# 4100 Ford, hyd pump location.



## Cleburne (Feb 15, 2012)

*Where would this pump be located at? The lift is not working, oil level is good, so I think I may need to prime it. I think it is by where my right foot is at(as sitting on the tractor seat) but not sure. Just would like to know before I start taking things off.*


----------



## Big_T (Dec 1, 2011)

Cleburne,
Have you checked the rear differential fluid level?? This is where your hydraulic pump draws fluid from. Many people are not aware of this fact - they think the trans and rearend are a common reservoir. There is a little square-headed pipe plug behind your right heel as you are seated on the tractor. You may have to squat down to see it.
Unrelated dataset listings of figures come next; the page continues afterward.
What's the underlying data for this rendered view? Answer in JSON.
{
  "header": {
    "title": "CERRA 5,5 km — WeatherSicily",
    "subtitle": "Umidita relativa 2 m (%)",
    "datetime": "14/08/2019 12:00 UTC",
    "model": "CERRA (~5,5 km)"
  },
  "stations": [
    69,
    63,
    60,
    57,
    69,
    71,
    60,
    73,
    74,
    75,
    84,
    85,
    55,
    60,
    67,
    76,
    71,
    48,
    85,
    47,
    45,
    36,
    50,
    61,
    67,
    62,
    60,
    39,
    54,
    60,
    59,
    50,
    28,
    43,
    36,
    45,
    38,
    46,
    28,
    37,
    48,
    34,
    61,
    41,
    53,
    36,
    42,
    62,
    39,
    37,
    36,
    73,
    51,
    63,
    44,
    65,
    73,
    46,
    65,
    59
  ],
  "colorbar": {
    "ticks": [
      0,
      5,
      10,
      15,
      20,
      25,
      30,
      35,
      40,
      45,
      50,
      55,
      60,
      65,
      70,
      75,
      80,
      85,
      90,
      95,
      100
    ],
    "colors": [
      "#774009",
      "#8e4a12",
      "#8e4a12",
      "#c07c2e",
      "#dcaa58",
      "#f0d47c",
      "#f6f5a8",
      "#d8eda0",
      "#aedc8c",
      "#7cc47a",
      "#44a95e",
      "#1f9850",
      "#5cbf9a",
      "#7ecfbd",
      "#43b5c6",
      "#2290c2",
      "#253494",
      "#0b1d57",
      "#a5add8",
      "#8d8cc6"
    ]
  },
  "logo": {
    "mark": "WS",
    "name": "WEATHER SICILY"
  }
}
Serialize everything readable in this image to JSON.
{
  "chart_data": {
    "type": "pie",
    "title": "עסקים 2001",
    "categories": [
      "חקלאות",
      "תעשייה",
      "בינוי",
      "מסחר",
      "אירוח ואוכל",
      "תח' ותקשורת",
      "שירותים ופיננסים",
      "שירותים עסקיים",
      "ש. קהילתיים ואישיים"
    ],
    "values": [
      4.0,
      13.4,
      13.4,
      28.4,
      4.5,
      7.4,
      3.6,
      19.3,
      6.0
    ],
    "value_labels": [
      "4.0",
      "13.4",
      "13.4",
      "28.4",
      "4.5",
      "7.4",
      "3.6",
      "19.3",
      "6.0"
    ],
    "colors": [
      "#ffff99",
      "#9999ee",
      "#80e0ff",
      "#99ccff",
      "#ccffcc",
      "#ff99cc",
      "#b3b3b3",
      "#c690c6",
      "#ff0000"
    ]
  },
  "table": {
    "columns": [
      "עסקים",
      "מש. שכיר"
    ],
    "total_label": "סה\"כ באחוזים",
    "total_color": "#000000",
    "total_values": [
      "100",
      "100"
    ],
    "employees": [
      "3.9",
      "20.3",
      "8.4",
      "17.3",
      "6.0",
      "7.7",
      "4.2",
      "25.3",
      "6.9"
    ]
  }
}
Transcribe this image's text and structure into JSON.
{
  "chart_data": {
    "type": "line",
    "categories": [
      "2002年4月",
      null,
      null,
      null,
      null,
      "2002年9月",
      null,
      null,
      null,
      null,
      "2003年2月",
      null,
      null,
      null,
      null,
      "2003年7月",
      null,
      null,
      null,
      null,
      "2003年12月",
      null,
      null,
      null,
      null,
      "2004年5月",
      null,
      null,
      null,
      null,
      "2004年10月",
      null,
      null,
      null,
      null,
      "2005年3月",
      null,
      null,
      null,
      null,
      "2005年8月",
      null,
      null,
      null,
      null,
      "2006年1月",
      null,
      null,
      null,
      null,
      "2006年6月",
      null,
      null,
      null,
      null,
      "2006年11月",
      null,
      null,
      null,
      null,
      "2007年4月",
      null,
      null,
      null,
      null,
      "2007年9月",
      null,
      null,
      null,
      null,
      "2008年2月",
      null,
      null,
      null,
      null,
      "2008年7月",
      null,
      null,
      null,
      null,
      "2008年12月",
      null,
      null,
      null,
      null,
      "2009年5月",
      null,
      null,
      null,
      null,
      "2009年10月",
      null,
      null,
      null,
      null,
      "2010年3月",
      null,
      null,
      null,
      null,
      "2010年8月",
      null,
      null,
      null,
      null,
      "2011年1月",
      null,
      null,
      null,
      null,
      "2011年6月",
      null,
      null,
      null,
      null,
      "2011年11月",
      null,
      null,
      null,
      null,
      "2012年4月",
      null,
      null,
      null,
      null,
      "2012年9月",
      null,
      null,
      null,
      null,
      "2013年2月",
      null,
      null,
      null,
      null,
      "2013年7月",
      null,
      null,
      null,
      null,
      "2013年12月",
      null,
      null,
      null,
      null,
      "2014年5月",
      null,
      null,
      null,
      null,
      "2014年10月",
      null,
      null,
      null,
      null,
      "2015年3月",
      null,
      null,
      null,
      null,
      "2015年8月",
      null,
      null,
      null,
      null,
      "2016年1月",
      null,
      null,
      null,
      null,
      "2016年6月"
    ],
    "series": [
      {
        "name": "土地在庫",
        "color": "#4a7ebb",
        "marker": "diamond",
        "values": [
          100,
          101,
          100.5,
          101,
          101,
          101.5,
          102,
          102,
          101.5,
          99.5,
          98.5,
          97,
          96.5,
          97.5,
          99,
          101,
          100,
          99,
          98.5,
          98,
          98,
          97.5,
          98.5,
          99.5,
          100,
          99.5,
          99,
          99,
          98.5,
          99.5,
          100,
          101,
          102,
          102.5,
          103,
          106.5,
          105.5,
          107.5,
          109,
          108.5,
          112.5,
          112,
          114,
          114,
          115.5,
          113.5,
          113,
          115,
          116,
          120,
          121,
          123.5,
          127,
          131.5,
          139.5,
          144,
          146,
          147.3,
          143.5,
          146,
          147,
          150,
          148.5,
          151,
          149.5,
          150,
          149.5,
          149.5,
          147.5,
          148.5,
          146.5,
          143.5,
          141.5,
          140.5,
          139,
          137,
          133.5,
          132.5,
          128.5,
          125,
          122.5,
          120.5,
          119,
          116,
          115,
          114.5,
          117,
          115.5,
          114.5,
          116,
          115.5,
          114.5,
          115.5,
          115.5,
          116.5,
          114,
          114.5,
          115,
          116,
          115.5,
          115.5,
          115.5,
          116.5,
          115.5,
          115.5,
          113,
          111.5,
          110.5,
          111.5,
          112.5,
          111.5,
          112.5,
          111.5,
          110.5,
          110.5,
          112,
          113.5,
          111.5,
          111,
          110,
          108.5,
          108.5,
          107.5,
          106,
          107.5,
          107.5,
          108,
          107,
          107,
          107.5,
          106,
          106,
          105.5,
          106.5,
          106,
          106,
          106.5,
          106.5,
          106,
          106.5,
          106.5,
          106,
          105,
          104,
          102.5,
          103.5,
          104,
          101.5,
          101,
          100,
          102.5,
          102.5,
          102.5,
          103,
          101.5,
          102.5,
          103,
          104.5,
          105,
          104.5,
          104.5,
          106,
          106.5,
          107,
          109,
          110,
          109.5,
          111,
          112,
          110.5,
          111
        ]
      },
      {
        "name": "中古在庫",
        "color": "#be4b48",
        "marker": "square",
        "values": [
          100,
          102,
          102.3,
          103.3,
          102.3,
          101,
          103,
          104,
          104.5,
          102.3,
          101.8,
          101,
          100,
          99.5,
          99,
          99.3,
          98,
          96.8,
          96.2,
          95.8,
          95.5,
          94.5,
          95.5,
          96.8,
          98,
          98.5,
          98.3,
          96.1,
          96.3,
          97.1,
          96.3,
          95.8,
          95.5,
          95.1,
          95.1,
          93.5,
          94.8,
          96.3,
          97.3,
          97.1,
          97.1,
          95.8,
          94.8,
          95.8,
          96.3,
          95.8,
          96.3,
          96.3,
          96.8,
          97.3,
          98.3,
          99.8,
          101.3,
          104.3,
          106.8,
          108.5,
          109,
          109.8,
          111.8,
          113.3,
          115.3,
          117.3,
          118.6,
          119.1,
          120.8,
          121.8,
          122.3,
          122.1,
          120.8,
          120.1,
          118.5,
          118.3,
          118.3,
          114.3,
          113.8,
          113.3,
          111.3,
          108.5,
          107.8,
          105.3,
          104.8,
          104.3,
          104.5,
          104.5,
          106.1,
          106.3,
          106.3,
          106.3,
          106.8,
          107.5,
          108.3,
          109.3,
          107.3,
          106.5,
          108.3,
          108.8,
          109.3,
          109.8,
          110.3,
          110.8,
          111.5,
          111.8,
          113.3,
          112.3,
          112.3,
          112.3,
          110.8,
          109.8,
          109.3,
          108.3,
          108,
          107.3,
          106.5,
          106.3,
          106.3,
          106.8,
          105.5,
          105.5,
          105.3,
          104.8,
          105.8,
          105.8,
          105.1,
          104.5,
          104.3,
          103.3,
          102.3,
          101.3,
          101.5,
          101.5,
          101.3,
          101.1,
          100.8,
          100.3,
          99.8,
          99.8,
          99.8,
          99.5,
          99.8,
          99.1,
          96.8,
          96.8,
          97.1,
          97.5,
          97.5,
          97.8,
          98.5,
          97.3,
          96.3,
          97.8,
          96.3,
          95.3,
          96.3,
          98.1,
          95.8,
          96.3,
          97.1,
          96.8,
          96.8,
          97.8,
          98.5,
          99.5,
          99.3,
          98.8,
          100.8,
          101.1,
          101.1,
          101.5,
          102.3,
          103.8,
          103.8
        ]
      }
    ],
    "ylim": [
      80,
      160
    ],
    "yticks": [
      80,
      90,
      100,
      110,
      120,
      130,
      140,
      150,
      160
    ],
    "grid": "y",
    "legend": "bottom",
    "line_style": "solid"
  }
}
Pull this plug to check rear differential fluid level. There is also a little square-headed pipe plug by your right toe to check the transmission fluid level. The filler cap for the rear end is on top of the rear differential housing behind the seat. 

There are two different 4100's out there. The first was built from 1/65 to 12/74. It had an engine-mounted hydraulic pump - gear type or piston type. It is mounted on the left rear side of the engine. It is driven by the camshaft. 

The second was built from 1/75 to 12/81. Its hydraulic pump was mounted on the side of the rear differential center housing. My manual says it's mounted internally on the right side. 

You need to get a repair/shop manual for your tractor. They tell you how to do pressure tests on the pump, etc., as part of troubleshooting procedures.

To get a better idea of what you're looking for, click on Messick's site at the top of this page. 
- Click on Parts Diagrams. 
- Click on New Holland.
- Enter 4100 model. Click on go. 
- Click on whichever 4100 you have. 
- Click on hydraulic pump. 

Hope this makes sense to you. Let us know if you have any questions. Someone on this board can help you out.


----------



## Cleburne (Feb 15, 2012)

Big T,

Thanks for the reply and the good info. I think a control valve may have been stuck for some reason, for the lift is working again. The PTO is working fine.


----------